American health economist

Stephen T. Parente is an American health economist. He currently serves as a Professor of Finance and the Minnesota Insurance Industry Chair at the Carlson School of Management and Finance at the University of Minnesota. In April 2017, President Donald Trump nominated Parente to be Assistant Secretary for Planning and Evaluation in the United States Department of Health and Human Services.

==Research==
Parente's research focuses on health insurance markets and specifically consumer-driven health care. In addition, he has peer-reviewed publications on health care reform, health information technology, health care entitlements such as Medicare and Medicaid, and the assessment of consumer choice. As of 2017, he has over 100 peer-reviewed publications.

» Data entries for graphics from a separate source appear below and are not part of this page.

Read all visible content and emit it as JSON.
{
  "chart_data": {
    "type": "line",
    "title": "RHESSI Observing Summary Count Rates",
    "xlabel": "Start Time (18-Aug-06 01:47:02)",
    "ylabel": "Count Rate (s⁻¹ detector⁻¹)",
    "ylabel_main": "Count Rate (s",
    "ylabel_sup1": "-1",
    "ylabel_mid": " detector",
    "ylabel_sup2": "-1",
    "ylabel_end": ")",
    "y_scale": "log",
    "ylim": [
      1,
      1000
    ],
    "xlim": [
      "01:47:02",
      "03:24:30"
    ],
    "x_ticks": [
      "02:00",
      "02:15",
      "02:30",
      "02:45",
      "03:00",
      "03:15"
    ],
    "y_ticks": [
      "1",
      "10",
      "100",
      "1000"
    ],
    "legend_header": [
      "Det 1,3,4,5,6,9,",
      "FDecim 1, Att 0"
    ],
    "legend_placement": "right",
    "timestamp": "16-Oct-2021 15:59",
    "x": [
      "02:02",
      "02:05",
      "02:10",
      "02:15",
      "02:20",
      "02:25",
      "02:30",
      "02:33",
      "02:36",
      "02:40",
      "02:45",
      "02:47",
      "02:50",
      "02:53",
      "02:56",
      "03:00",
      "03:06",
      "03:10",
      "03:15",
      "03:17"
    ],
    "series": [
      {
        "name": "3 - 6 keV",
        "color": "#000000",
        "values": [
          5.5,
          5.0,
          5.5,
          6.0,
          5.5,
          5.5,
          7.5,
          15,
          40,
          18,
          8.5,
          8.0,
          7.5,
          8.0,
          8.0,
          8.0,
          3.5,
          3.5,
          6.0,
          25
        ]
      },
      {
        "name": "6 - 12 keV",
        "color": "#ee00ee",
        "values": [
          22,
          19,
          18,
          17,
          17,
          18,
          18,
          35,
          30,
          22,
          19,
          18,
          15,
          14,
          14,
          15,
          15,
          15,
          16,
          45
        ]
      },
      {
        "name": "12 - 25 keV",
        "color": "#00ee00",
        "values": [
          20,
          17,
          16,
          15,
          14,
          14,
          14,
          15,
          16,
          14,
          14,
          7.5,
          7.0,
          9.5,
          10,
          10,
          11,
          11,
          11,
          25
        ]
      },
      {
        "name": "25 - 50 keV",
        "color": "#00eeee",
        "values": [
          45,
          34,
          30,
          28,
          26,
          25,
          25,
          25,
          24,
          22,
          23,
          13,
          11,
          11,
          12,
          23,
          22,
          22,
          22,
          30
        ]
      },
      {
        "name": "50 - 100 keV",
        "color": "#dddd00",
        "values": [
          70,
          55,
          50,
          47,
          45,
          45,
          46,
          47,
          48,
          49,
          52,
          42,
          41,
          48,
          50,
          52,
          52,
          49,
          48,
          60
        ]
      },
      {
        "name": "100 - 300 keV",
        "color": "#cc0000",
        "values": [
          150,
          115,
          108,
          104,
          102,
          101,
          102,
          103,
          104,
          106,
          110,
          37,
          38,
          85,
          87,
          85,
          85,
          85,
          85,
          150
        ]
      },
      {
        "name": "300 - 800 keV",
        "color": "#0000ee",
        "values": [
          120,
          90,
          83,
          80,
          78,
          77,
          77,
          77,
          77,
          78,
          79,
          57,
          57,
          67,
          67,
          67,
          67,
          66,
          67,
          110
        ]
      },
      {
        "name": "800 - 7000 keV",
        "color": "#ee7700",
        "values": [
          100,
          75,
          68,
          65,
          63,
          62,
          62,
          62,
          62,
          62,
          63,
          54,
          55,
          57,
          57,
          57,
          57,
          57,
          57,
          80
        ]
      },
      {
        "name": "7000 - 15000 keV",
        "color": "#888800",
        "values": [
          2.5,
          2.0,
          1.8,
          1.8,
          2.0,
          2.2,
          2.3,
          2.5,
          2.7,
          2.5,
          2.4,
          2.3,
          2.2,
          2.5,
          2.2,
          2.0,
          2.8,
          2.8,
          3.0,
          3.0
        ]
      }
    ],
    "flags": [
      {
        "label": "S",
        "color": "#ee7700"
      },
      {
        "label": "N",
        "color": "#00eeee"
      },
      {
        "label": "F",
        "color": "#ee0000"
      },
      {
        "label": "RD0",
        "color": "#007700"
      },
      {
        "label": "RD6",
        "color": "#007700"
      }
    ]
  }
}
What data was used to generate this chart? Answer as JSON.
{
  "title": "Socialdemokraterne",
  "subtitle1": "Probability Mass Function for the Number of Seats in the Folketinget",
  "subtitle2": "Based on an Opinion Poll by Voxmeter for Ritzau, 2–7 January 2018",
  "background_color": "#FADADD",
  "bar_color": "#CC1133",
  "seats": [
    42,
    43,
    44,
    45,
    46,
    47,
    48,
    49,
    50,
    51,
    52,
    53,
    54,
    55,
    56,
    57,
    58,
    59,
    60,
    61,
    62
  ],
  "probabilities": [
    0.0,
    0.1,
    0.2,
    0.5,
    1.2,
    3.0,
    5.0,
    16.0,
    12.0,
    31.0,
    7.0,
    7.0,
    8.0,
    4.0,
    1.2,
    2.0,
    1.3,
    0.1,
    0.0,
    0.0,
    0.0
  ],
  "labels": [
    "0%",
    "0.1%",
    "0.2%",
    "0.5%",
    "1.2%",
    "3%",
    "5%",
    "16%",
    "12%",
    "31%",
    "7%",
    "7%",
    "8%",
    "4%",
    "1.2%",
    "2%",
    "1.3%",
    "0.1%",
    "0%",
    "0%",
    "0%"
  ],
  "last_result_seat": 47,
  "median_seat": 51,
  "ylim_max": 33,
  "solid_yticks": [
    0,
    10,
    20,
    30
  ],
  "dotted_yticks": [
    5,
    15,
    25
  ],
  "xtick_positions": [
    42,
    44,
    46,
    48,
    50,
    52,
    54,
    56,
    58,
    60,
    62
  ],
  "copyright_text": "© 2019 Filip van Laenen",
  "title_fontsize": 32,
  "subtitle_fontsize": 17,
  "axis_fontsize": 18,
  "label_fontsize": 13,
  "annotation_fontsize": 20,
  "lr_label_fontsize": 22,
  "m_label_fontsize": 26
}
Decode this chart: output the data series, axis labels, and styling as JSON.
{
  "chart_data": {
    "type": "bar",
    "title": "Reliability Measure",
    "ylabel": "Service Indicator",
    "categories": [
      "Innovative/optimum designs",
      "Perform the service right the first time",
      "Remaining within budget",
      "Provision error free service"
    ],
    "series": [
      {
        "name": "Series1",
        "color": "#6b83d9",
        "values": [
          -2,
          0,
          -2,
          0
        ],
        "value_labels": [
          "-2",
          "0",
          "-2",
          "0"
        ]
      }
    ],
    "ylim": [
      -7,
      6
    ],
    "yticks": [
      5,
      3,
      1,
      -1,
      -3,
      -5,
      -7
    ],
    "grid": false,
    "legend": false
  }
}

He has managed as principal investigator a grant portfolio of over $8 million in grants and contracts. In addition to health insurance, his funded research at the University of Minnesota has focused on medical care productivity, Medicare reform, health care e-commerce, and the national impact on health information technology on productivity and cost. In particular, his research predicted the premium increases associated with the Patient Protection and Affordable Care Act of 2010.

==Career==
He has served as chair of the Health Care Cost Institute and Health Adviser to the Congressional Budget Office. He has been the longest serving director of the Medical Industry Leadership Institute (MILI). The medical industry specialization has made Carlson the number two school in the world for health care MBA jobs post-graduation. He is the founding director of the Medical Valuation Laboratory, a nine college interdisciplinary effort to accelerate medical innovation from scientists, clinicians, and entrepreneurs. He led the development of Carlson's Industry MBA program, a novel online one-year MBA program designed for U.S. congressional staffers focused on the finance, technology, health, and energy industrial sectors. The program was recognized as a top ten business education innovation in Poets and Quants.

He previously served as a Legislative Fellow for Sen. Jay Rockefeller (D-WV) and a senior health policy advisor to the 2008 presidential campaign of Sen. John McCain (R-AZ).

In April 2017, President Donald Trump nominated Parente to be the Assistant Secretary for Planning and Evaluation in the United States Department of Health and Human Services. His nomination was eventually withdrawn due to financial conflicts.

Parente worked as a senior economist for the Council of Economic Advisers, and he was appointed to help oversee the allocation of hospital funding in the Coronavirus Aid, Relief, and Economic Security Act.

Parente was appointed to the United States Preventive Services Task Force by Robert F. Kennedy Jr. in September 2026.